1 John 1:5—2;2; Matt 2:13-18

Lest the meaning of Christmas be swept too quickly into the sweet sentiments of the holiday, the liturgical calendar surrounds it with stories of martyrdom. Stephen is stoned (Dec 26), Thomas Becket murdered (Dec 29), and even the beautiful Feast of the Holy Family does not spare us Simeon’s prediction of coming suffering.   Today’s commemoration of the massacre of the Holy Innocents reminds us that the Incarnation does not guarantee a safe descent by Jesus into the human condition or safety for his followers. 

Matthew wants his readers to know from the outset that Jesus is vulnerable and subject to the deprivation and uncertainty all human beings face. Herod is not the only one to want him silenced or dead.  The temple establishment, Sanhedrin, Herod Antipas and the Roman occupation will all see Jesus as a threat to their authority, and in the end they conspire to capture and crucify him.   

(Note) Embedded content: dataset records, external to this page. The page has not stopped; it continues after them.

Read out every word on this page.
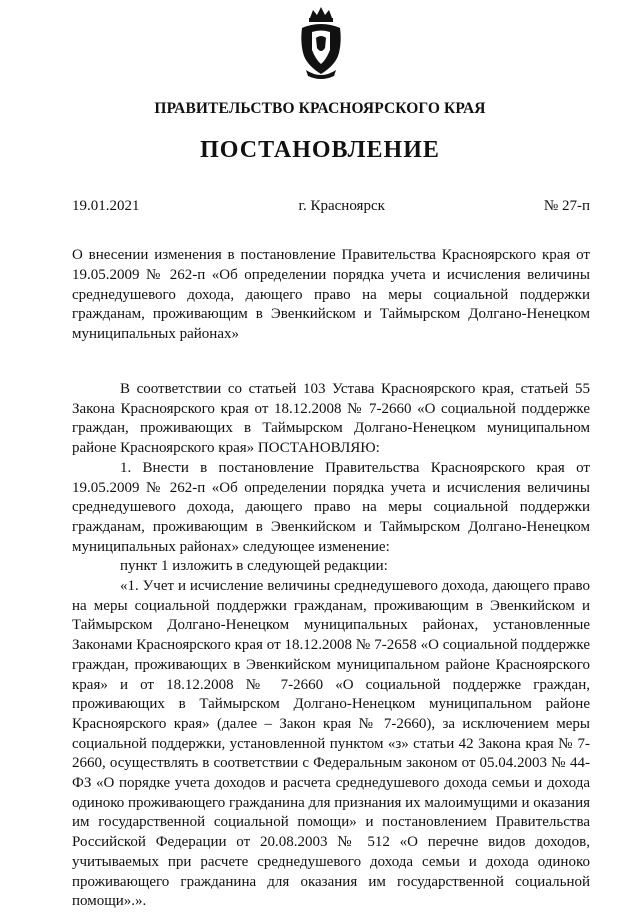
ПРАВИТЕЛЬСТВО КРАСНОЯРСКОГО КРАЯ
ПОСТАНОВЛЕНИЕ
19.01.2021	г. Красноярск	№ 27-п
О внесении изменения в постановление Правительства Красноярского края от 19.05.2009 № 262-п «Об определении порядка учета и исчисления величины среднедушевого дохода, дающего право на меры социальной поддержки гражданам, проживающим в Эвенкийском и Таймырском Долгано-Ненецком муниципальных районах»

В соответствии со статьей 103 Устава Красноярского края, статьей 55 Закона Красноярского края от 18.12.2008 № 7-2660 «О социальной поддержке граждан, проживающих в Таймырском Долгано-Ненецком муниципальном районе Красноярского края» ПОСТАНОВЛЯЮ:

1. Внести в постановление Правительства Красноярского края от 19.05.2009 № 262-п «Об определении порядка учета и исчисления величины среднедушевого дохода, дающего право на меры социальной поддержки гражданам, проживающим в Эвенкийском и Таймырском Долгано-Ненецком муниципальных районах» следующее изменение:

пункт 1 изложить в следующей редакции:

«1. Учет и исчисление величины среднедушевого дохода, дающего право на меры социальной поддержки гражданам, проживающим в Эвенкийском и Таймырском Долгано-Ненецком муниципальных районах, установленные Законами Красноярского края от 18.12.2008 № 7-2658 «О социальной поддержке граждан, проживающих в Эвенкийском муниципальном районе Красноярского края» и от 18.12.2008 № 7-2660 «О социальной поддержке граждан, проживающих в Таймырском Долгано-Ненецком муниципальном районе Красноярского края» (далее – Закон края № 7-2660), за исключением меры социальной поддержки, установленной пунктом «з» статьи 42 Закона края № 7-2660, осуществлять в соответствии с Федеральным законом от 05.04.2003 № 44-ФЗ «О порядке учета доходов и расчета среднедушевого дохода семьи и дохода одиноко проживающего гражданина для признания их малоимущими и оказания им государственной социальной помощи» и постановлением Правительства Российской Федерации от 20.08.2003 № 512 «О перечне видов доходов, учитываемых при расчете среднедушевого дохода семьи и дохода одиноко проживающего гражданина для оказания им государственной социальной помощи».».
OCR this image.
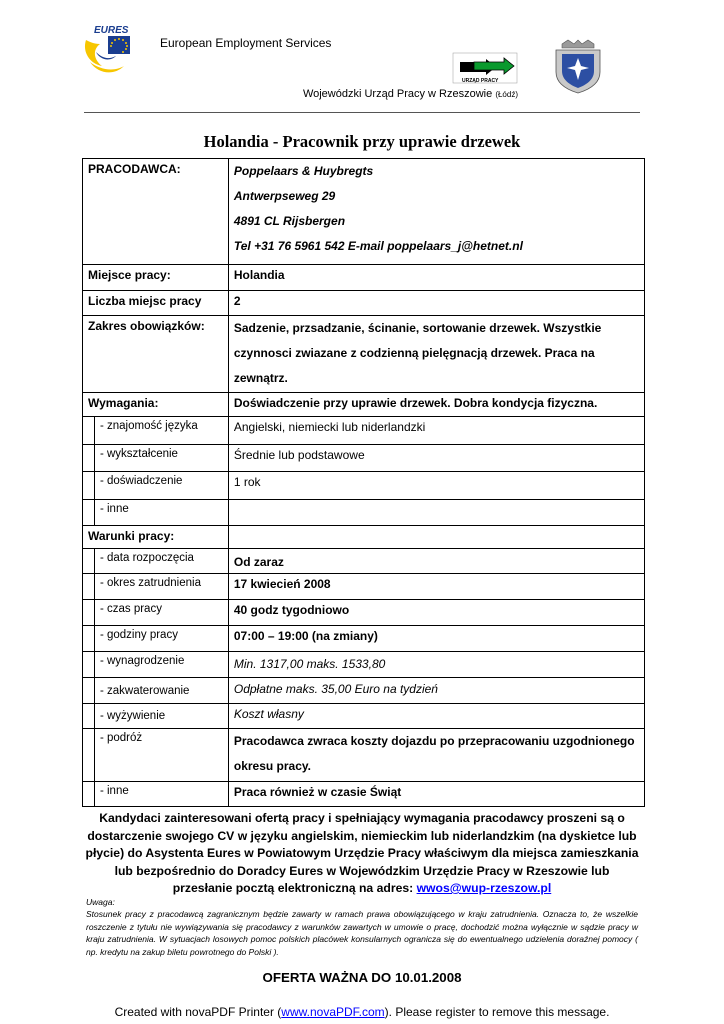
EURES
European Employment Services
URZĄD PRACY
Wojewódzki Urząd Pracy w Rzeszowie (Łódź)
Holandia - Pracownik przy uprawie drzewek
PRACODAWCA:		Poppelaars & Huybregts
Antwerpseweg 29
4891 CL Rijsbergen
Tel +31 76 5961 542 E-mail poppelaars_j@hetnet.nl

Miejsce pracy:		Holandia
Liczba miejsc pracy		2
Zakres obowiązków:		Sadzenie, przsadzanie, ścinanie, sortowanie drzewek. Wszystkie czynnosci zwiazane z codzienną pielęgnacją drzewek. Praca na zewnątrz.
Wymagania:		Doświadczenie przy uprawie drzewek. Dobra kondycja fizyczna.
	- znajomość języka	Angielski, niemiecki lub niderlandzki
	- wykształcenie	Średnie lub podstawowe
	- doświadczenie	1 rok
	- inne	
Warunki pracy:		
	- data rozpoczęcia	Od zaraz
	- okres zatrudnienia	17 kwiecień 2008
	- czas pracy	40 godz tygodniowo
	- godziny pracy	07:00 – 19:00 (na zmiany)
	- wynagrodzenie	Min. 1317,00 maks. 1533,80
	- zakwaterowanie	Odpłatne maks. 35,00 Euro na tydzień
	- wyżywienie	Koszt własny
	- podróż	Pracodawca zwraca koszty dojazdu po przepracowaniu uzgodnionego okresu pracy.
	- inne	Praca również w czasie Świąt
Kandydaci zainteresowani ofertą pracy i spełniający wymagania pracodawcy proszeni są o dostarczenie swojego CV w języku angielskim, niemieckim lub niderlandzkim (na dyskietce lub płycie) do Asystenta Eures w Powiatowym Urzędzie Pracy właściwym dla miejsca zamieszkania lub bezpośrednio do Doradcy Eures w Wojewódzkim Urzędzie Pracy w Rzeszowie lub przesłanie pocztą elektroniczną na adres: wwos@wup-rzeszow.pl
Uwaga:
Stosunek pracy z pracodawcą zagranicznym będzie zawarty w ramach prawa obowiązującego w kraju zatrudnienia. Oznacza to, że wszelkie roszczenie z tytułu nie wywiązywania się pracodawcy z warunków zawartych w umowie o pracę, dochodzić można wyłącznie w sądzie pracy w kraju zatrudnienia. W sytuacjach losowych pomoc polskich placówek konsularnych ogranicza się do ewentualnego udzielenia doraźnej pomocy ( np. kredytu na zakup biletu powrotnego do Polski ).
OFERTA WAŻNA DO 10.01.2008
Created with novaPDF Printer (www.novaPDF.com). Please register to remove this message.
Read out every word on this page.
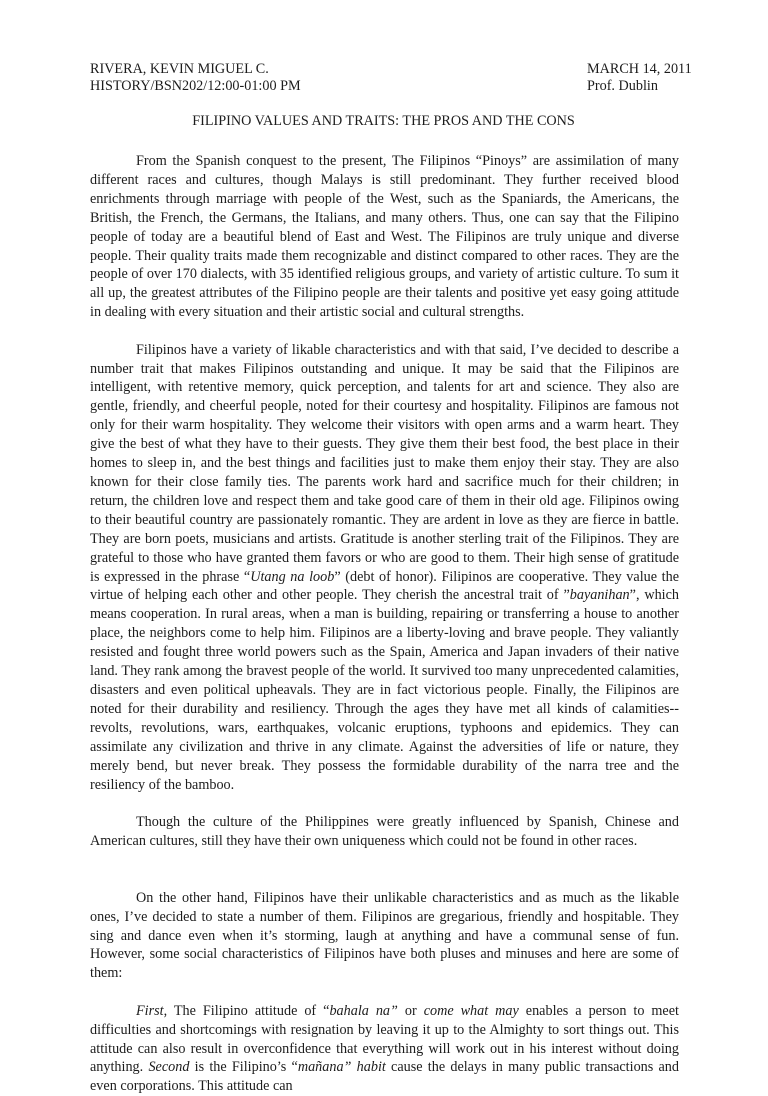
RIVERA, KEVIN MIGUEL C.
HISTORY/BSN202/12:00-01:00 PM
MARCH 14, 2011
Prof. Dublin
FILIPINO VALUES AND TRAITS: THE PROS AND THE CONS

From the Spanish conquest to the present, The Filipinos “Pinoys” are assimilation of many different races and cultures, though Malays is still predominant. They further received blood enrichments through marriage with people of the West, such as the Spaniards, the Americans, the British, the French, the Germans, the Italians, and many others. Thus, one can say that the Filipino people of today are a beautiful blend of East and West. The Filipinos are truly unique and diverse people. Their quality traits made them recognizable and distinct compared to other races. They are the people of over 170 dialects, with 35 identified religious groups, and variety of artistic culture. To sum it all up, the greatest attributes of the Filipino people are their talents and positive yet easy going attitude in dealing with every situation and their artistic social and cultural strengths.

Filipinos have a variety of likable characteristics and with that said, I’ve decided to describe a number trait that makes Filipinos outstanding and unique. It may be said that the Filipinos are intelligent, with retentive memory, quick perception, and talents for art and science. They also are gentle, friendly, and cheerful people, noted for their courtesy and hospitality. Filipinos are famous not only for their warm hospitality. They welcome their visitors with open arms and a warm heart. They give the best of what they have to their guests. They give them their best food, the best place in their homes to sleep in, and the best things and facilities just to make them enjoy their stay. They are also known for their close family ties. The parents work hard and sacrifice much for their children; in return, the children love and respect them and take good care of them in their old age. Filipinos owing to their beautiful country are passionately romantic. They are ardent in love as they are fierce in battle. They are born poets, musicians and artists. Gratitude is another sterling trait of the Filipinos. They are grateful to those who have granted them favors or who are good to them. Their high sense of gratitude is expressed in the phrase “Utang na loob” (debt of honor). Filipinos are cooperative. They value the virtue of helping each other and other people. They cherish the ancestral trait of ”bayanihan”, which means cooperation. In rural areas, when a man is building, repairing or transferring a house to another place, the neighbors come to help him. Filipinos are a liberty-loving and brave people. They valiantly resisted and fought three world powers such as the Spain, America and Japan invaders of their native land. They rank among the bravest people of the world. It survived too many unprecedented calamities, disasters and even political upheavals. They are in fact victorious people. Finally, the Filipinos are noted for their durability and resiliency. Through the ages they have met all kinds of calamities-- revolts, revolutions, wars, earthquakes, volcanic eruptions, typhoons and epidemics. They can assimilate any civilization and thrive in any climate. Against the adversities of life or nature, they merely bend, but never break. They possess the formidable durability of the narra tree and the resiliency of the bamboo.

Though the culture of the Philippines were greatly influenced by Spanish, Chinese and American cultures, still they have their own uniqueness which could not be found in other races.

On the other hand, Filipinos have their unlikable characteristics and as much as the likable ones, I’ve decided to state a number of them. Filipinos are gregarious, friendly and hospitable. They sing and dance even when it’s storming, laugh at anything and have a communal sense of fun. However, some social characteristics of Filipinos have both pluses and minuses and here are some of them:

First, The Filipino attitude of “bahala na” or come what may enables a person to meet difficulties and shortcomings with resignation by leaving it up to the Almighty to sort things out. This attitude can also result in overconfidence that everything will work out in his interest without doing anything. Second is the Filipino’s “mañana” habit cause the delays in many public transactions and even corporations. This attitude can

The story of the Holy Innocents only appears in Matthew and serves as a prophecy fulfillment story that links Joseph of Nazareth to Joseph of Egypt. King Herod’s murders repeat Pharaoh’s genocide of the Hebrew children, but neither atrocity can thwart God’s rescue of his people, first from famine by Joseph and later by Moses and the Exodus, both foreshadowing the redemptive mission of Jesus. 

What makes today’s Gospel so shocking is the deliberateness with which Herod sets out to protect his throne after consulting with his own court scholars and then the visiting Magi about the identity of the child. Herod knows he is trying to kill the Christ, the promised Messiah. There is real evil here, an open flouting of God’s promise to send a savior.

By placing this story at the beginning of his Gospel, Matthew is preparing us to understand that Jesus will be opposed by more than just human forces. He will confront genuine evil  entrenched in the world and deeply nested in human hearts. His temptations in the desert reveal the real enemy using these others to defeat him.  It will cost Jesus his life to expose this Evil as he carries the effects of sin into a death embrace on the cross to break its hold on the human heart.

Christmas proclaims that God is among us to save us from sin, and the story of Herod and the martyrs of Bethlehem reminds us just what sin looks like and can do.